While I'm seeing the effects on my body, I feel like my performance when working out is not keeping up with the rhythm at which I improve the difficulty of the workouts. But I also feel guilty when trying to slow things down a bit, I feel like I'm being too easy on myself.

I will definitely try to be more rigorous with what I eat, as I tend to not eat enough calories if I don't pay attention to what I'm eating. Regarding calories, what do you think about the 80/20 rule which says that if you're very diligent about what you eat 80% of the time, you can afford 20% of meh foods?

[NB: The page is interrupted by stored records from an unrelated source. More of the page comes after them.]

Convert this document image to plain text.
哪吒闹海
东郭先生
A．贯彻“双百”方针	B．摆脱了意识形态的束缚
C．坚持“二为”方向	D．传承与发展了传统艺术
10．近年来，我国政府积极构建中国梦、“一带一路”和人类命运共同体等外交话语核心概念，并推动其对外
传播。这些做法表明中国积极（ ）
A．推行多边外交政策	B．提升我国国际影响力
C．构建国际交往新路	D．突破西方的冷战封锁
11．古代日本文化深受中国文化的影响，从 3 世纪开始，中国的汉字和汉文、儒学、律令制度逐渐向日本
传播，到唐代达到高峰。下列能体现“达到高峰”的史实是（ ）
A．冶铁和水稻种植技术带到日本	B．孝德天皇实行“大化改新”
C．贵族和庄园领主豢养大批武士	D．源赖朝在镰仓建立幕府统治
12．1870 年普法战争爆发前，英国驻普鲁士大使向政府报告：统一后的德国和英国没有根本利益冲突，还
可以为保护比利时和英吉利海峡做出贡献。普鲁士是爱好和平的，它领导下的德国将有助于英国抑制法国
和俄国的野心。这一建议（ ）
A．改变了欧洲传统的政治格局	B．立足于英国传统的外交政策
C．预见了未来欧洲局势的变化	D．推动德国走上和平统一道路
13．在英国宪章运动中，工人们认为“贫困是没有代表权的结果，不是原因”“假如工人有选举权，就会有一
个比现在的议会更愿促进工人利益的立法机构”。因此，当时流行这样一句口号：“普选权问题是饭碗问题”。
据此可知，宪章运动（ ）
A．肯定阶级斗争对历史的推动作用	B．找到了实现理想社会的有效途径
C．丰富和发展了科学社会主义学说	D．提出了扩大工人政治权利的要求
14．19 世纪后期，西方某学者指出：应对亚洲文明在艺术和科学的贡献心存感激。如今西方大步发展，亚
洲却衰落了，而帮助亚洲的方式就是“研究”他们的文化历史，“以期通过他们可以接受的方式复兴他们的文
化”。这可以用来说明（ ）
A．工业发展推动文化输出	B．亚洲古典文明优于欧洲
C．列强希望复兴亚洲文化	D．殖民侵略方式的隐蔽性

Thank you for reading me, if you have any advice, or anything to share in general, I'd love to read it.

Have a great day!
 

Ratio Tile

Active member
Jedi from Poland
Posts: 30
You've got a nice algorithm, but don't treat it like a sacred law written in stone. Adjust it to what you're capable of at the moment.

I'd say don't decrease your rest times when advancing to the next level. See how your body reacts. Maybe then you'll be able to do those reps you mentioned. Experiment and see what works for you.

Also, remember that you don't have to run to the top. Take it slow and gradual, because you will probably have to stay on higher difficulties (3 and above) for longer then the amount of weeks you do now. E.g. mastering difficulty 4 might be a year-long challange.

I can't really tell you much about eating tho. I'm still putting convenience over substance :vsad:
 

Nevetharine

Well-known member
Viking from The Depths
Pronouns: She/her
Posts: 879
Well, I'm not sure if this will be helpful but my rest times/sets vary during the workout depending on how difficult it feels to me.

I like training my body to failure...in the sense that either I get a spleen ache from cardio (or my leg muscles give up before my lungs do),

or with strength training, until I can't do another rep with proper form. Because what's the point then? It's better to strengthen than to strain.

At the level I'm currently at, which I suppose is somewhere between level II and level III, I kind of see how I feel after a couple of sets, and then go from there. If it's not hard enough, I'll either lower the resting time, or add more sets, or both.

I guess I'm trying to say that, I don't judge a workout by it's level. It has to provide me with a certain amount of fatigue. So I adjust it as I go along and get a feel for it.